The holy men, who used to mutter in corners against me, finding it unwomanly for me to sit in council, are appeased.

They talk of Yusuf’s influence on me, of how their teachings are converting even those, who like me, enjoyed the riches of Aghmat in all their glory, showing little true belief.

They believe that I have seen the error of my ways, that their pure interpretations of the faith have been heard.

They tell Yusuf about these new changes and I see him glance at me when I arrive for prayers, a careful, considering glance.

I do not return his gaze. I prostate myself and after a moment he does the same.

Only once in these three months do the holy men falter in their new praise of me.

The man sits where he has been told to sit, despite his mortified protests.

Slowly word carries through the camp. All make their way past my tent on one pretext or another.

Even shepherds, who have no business being in camp at all, come from the fields and hills.

No-one can resist the sight of which everyone is speaking.

They stand a little way off, watching as day after day as the curls of dense black wood fall to the ground.

It is slow work, for the wood is harder than most.

Mostly our beds lie upon the ground and they are made of soft weavings with stuffing of one sort and another.

The poorest sleep upon the earth with only a rug to keep the chill from entering their bones.

The rich, of course, have grander beds, but even so they are made mostly of soft things – thick woollen blankets, fine silk cushions.

The wood or metal that holds all of this softness is rarely of much interest. It may have a few carvings or be bent to better please the eye, but no-one has ever seen a bed like this one.

From the hard black wood begin to emerge flowers, and fruits.

The children squat close to the wood and reach out a finger to touch them.

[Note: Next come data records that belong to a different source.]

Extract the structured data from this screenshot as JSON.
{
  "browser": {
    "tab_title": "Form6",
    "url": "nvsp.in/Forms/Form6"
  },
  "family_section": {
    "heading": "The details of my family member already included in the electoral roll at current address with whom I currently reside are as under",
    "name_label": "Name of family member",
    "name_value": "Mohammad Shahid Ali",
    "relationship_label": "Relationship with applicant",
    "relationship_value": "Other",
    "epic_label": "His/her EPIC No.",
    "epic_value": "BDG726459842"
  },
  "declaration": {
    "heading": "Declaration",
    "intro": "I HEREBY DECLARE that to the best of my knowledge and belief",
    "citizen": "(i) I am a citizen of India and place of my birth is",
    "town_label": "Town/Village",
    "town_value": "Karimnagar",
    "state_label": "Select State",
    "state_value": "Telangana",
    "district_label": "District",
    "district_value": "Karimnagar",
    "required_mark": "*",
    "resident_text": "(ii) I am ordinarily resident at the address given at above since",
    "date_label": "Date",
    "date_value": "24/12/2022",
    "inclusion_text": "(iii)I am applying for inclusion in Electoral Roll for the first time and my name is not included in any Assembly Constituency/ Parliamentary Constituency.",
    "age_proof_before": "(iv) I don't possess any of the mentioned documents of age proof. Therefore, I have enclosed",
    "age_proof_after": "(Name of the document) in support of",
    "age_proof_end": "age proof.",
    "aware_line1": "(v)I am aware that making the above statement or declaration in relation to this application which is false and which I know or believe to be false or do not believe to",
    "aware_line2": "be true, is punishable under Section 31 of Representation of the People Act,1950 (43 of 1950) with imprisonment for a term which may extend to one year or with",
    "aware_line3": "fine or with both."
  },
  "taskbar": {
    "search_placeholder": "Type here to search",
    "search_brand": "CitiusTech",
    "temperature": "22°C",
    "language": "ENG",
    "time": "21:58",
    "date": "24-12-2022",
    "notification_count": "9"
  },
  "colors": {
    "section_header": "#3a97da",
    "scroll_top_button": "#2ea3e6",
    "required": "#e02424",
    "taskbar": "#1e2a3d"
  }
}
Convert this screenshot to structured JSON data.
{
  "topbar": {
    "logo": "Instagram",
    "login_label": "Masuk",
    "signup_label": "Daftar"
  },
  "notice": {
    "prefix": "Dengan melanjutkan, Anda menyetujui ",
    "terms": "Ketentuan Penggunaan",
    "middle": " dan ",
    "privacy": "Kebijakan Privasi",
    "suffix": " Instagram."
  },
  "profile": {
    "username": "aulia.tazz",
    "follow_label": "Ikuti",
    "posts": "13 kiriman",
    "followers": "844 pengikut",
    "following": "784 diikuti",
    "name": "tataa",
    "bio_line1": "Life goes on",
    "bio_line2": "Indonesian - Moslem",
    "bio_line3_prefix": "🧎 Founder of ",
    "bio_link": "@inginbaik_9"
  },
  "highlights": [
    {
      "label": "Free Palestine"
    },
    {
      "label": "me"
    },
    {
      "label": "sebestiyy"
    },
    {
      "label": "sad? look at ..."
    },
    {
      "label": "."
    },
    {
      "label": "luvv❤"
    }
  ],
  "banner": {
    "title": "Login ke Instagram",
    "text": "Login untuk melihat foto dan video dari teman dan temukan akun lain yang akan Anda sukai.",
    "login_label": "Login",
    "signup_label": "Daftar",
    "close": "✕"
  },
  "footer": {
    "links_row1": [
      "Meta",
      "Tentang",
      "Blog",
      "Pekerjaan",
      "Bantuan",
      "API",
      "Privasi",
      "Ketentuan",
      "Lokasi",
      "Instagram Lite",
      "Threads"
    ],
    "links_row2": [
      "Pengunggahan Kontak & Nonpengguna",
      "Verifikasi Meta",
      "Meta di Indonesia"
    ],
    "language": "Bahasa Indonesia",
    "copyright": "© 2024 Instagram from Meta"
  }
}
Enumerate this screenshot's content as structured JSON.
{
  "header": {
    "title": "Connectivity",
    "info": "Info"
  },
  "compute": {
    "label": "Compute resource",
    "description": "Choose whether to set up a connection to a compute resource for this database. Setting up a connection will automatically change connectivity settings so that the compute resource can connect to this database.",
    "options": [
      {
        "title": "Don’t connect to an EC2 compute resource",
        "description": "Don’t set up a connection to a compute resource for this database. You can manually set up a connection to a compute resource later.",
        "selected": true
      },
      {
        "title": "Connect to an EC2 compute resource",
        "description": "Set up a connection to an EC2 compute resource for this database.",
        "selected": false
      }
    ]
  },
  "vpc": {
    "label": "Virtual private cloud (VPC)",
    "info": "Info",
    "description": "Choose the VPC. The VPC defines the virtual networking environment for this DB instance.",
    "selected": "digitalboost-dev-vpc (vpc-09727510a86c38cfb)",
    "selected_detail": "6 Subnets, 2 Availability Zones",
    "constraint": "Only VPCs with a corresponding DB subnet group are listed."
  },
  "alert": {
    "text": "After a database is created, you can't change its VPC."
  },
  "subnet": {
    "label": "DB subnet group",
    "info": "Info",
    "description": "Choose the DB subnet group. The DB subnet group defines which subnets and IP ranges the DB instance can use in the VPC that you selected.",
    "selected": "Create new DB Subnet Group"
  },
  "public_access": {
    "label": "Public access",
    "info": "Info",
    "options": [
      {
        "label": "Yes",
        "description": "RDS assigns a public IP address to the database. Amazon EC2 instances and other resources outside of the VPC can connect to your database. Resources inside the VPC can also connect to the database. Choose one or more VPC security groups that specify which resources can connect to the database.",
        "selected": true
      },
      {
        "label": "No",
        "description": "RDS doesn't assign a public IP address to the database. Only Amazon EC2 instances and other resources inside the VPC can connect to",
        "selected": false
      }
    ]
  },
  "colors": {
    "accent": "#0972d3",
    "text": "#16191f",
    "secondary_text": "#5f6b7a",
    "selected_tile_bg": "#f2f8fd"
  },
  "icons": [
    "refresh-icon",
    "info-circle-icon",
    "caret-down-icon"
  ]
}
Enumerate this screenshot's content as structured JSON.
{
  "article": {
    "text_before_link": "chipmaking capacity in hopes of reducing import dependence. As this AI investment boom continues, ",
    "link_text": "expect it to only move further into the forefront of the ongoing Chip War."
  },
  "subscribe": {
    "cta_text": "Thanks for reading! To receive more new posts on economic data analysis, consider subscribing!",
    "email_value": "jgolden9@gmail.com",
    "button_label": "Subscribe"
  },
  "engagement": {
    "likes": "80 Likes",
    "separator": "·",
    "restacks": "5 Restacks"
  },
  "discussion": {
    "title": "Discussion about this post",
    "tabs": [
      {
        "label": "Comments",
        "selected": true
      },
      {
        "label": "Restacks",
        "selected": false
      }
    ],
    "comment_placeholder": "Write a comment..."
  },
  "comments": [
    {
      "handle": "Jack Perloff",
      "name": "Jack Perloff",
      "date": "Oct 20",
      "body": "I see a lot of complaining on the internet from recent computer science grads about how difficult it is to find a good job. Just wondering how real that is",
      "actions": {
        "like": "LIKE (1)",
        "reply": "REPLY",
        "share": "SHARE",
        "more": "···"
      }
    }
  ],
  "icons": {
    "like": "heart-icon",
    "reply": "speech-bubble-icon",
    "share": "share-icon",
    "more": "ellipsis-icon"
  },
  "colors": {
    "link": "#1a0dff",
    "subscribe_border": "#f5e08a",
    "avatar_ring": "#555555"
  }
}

Life-size and perfectly formed, were they not black and hard their little mouths might try to bite the perfect pomegranates and figs, their small noses sniff out the perfume of the roses and jasmine which twine about the legs of my bed, growing more beautiful by the day.

When the carver begins his next stage of carving, however, these children are shooed away by their parents, and virtuous women blush as they walk by, their husbands glowering but then casting one quick backward glance as they walk on, unable to resist.

In the dark wood there are figures entwined and as the carving goes on, so their lusts grow stronger.

There in the darkness are men and women whose bodies merge with one another in ecstasy.

In the last days of its preparation the carver puts aside his sharp tools, takes up soft leathers and fats and begins to rub at his creations, bringing lustre to the writhing skin of the lovers.

The women of the camp who have no children, whose business here is the pleasure of many soldiers are the only ones who dare comment now.

They walk past with swaying hips and jangling jewellery, each claiming to have been the inspiration for the carver’s work.

They giggle amongst themselves and when a man walks by who looks more than once they call out and suggest he might like to taste such delights in soft flesh rather than in hard wood.

***

Hela watches me as I mix ingredients with pestle and mortar, a servant hovering by with hot water.

“What is that?”

“Nothing,” I mutter, head down, arms aching with the grinding motion. The hot water is poured into the mortar and a deep intoxicating smell emerges.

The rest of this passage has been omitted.